Scientific classification
- Kingdom: Animalia
- Phylum: Chordata
- Class: Aves
- Order: Piciformes
- Family: Galbulidae
- Genus: Brachygalba
- Species: B. salmoni
- Binomial name: Brachygalba salmoni Sclater, PL & Salvin, 1879

= Dusky-backed jacamar =

- Genus: Brachygalba
- Species: salmoni
- Authority: Sclater, PL & Salvin, 1879
- Conservation status: LC

Species of bird

The dusky-backed jacamar (Brachygalba salmoni) is a species of bird in the family Galbulidae.

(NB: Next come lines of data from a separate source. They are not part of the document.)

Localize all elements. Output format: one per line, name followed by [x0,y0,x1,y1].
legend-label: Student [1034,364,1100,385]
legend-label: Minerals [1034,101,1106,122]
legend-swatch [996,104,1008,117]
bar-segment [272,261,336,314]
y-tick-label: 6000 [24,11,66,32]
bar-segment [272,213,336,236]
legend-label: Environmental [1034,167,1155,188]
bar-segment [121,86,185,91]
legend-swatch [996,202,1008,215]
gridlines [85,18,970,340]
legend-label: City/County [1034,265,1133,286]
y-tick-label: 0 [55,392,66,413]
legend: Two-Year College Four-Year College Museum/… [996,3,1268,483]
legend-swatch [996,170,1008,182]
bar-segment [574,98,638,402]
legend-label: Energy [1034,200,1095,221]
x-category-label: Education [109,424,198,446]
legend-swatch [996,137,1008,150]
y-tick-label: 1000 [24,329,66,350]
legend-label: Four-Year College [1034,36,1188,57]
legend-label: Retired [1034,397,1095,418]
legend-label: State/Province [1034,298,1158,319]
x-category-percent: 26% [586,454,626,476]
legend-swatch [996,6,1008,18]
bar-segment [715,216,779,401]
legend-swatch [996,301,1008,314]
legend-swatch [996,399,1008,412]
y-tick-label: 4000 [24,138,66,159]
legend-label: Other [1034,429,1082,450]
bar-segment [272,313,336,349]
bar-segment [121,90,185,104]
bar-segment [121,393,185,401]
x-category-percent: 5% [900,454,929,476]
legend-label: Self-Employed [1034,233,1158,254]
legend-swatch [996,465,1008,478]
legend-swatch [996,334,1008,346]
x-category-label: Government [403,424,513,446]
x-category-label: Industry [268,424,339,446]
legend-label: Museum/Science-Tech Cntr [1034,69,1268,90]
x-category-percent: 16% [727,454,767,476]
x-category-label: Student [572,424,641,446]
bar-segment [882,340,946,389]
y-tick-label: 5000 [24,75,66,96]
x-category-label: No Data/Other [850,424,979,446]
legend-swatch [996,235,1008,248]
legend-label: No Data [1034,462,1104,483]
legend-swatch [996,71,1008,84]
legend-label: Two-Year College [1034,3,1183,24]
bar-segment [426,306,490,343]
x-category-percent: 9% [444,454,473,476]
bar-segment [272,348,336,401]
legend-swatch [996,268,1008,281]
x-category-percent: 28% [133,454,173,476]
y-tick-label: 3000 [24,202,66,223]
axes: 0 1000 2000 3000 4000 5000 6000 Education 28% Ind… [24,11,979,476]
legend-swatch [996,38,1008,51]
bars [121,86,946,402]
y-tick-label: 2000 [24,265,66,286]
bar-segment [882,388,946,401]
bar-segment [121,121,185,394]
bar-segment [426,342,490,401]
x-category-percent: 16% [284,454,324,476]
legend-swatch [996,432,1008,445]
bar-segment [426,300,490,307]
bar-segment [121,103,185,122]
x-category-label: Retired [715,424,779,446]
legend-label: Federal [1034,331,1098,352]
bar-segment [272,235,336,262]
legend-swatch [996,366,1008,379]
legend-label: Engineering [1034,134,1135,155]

It is found in Colombia and Panama.

==Taxonomy and systematics==

The dusky-backed jacamar is monotypic. It and the pale-headed (B. goeringi), brown (B. lugubris), and white-throated jacamars (B. albogularis) form a superspecies.

==Description==

The dusky-backed jacamar is 16.5 to 18 cm long. Males weigh 18.5 g and females 16 g. The male's upper parts, chest, and flanks are dark greenish black that appears bluish when worn. Its cheeks are sooty, the throat white or whitish, and the belly and breast cinnamon. The female is similar but its throat is buff.

==Distribution and habitat==

The dusky-backed jacamar is found in Panama's Darién Province and the adjoining and nearby northern Chocó, northern Antioquia, and southern Córdoba Departments of Colombia. There is also an isolated population in northern Bolívar Department, Colombia, that at one time was thought to be a subspecies. It inhabits humid primary and secondary forest. It is found in edges, such as by clearings and along streams, rather than the forest interior. In elevation it ranges up to 700 m.

==Behavior==
===Feeding===

The dusky-backed jacamar preys on a variety of flying insects that it catches by flying from a perch. It often perches and hunts in pairs or small family groups.

===Breeding===

Though the dusky-backed jacamar is assumed to nest in burrows in earth banks, there is no documentation of its breeding phenology. Birds in breeding condition were noted during January and February in Colombia.

===Vocalization===

The dusky-backed jacamar has a complex song . Its call is described as an "upwardly inflected 'sweet' or 'feet'...sometimes expanded to...a longer series" .

==Status==

The IUCN has assessed the dusky-backed jacamar as being of Least Concern. It is scarce overall but locally common in its small range, though it "[t]olerates, or perhaps even prefers, a degree of habitat disturbance". The isolated Bolívar population might be vulnerable to habitat destruction.